A million would be overkill - theoretically it could be necessary but highly unlikely in most data distributions. We pick these "over-counting" numbers for you based on the number of data servers you query and the number of final results you want back. We can also figure out how inaccurate we are by returning the score of the 21st value that didn't make the cut.

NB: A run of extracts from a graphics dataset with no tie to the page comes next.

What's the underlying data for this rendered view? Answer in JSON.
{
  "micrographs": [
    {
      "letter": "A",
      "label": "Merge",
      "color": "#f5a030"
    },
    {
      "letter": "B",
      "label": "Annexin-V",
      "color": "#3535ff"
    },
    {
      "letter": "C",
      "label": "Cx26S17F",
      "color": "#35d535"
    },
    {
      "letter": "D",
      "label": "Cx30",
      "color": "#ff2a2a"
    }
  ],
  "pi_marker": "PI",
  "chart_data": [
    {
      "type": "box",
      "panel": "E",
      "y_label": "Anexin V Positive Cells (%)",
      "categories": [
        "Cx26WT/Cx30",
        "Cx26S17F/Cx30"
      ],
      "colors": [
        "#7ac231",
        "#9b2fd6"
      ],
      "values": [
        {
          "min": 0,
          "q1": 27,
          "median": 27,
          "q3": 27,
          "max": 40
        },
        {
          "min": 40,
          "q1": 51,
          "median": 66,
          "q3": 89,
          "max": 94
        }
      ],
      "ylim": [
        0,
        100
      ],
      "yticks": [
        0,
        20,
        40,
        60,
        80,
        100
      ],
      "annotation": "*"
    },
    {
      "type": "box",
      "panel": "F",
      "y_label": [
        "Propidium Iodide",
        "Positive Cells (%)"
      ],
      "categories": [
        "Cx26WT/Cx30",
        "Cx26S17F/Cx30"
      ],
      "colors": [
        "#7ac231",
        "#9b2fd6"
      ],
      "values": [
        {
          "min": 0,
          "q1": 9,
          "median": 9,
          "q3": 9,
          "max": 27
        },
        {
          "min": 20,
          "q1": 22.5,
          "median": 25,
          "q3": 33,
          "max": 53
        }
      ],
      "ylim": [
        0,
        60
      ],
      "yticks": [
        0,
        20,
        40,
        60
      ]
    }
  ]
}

So accuracy depends on the number of unique values (primary colours or music albums?) that you are trying to discover through ranking.

1 Like

Ok I see,

so for users logging in from the same ip address, in the case below, I may not be able to distinguish them all and count that 4 users logged in from 192.168.1.1 and 3 only from 192.168.1.2 (imagining we're talking about thousands of records of course).

192.168.1.1 neo
192.168.1.1 trin
192.168.1.1 morf
192.168.1.1 doz

192.168.1.2 luke
192.168.1.2 anakin
192.168.1.2 yoda

What do you think?

It depends.

I assume in this question you're trying to find the top N IP addresses based on the number of unique users seen to be logging in from that IP.

That potential for inaccuracy depends on how the data is distributed.

In the best-case scenario for accuracy, you have all the data in a single shard and the results are fully accurate.

Let's paint the worst-case scenario:

  1. You spread the data across many shards (to help with parallelised reads/writes)
  2. You use multiple time-based indices (e.g. one new index per day, retain last 60 days' indices)
  3. You have billions of IP addresses
  4. The most-shared IP addresses only have 2 users logging in from them

That's a bad case because the two shared logins may be on different data servers so to each data server every single login is a potential candidate of interest and all servers would have to return all docs to a central point for full accuracy (this doesn't scale).

Most systems are somewhere in between this best-case and worst-case scenario. The things of interest you're looking for occur more frequently than twice and you may have less unique terms or shards to consider.
However, for these worst-case scenarios the solution is to bring related data more closely together using entity-centric indexing. At the end of the day we are at the mercy of physics.

Thanks for that. That clarifies the issue.

I guess I have slight lack of faith that I can force real world data closer together in the ong term, but ES sounds interesting nevertheless for our POC so I'll give it a shot first.

1 Like

This topic was automatically closed 28 days after the last reply. New replies are no longer allowed.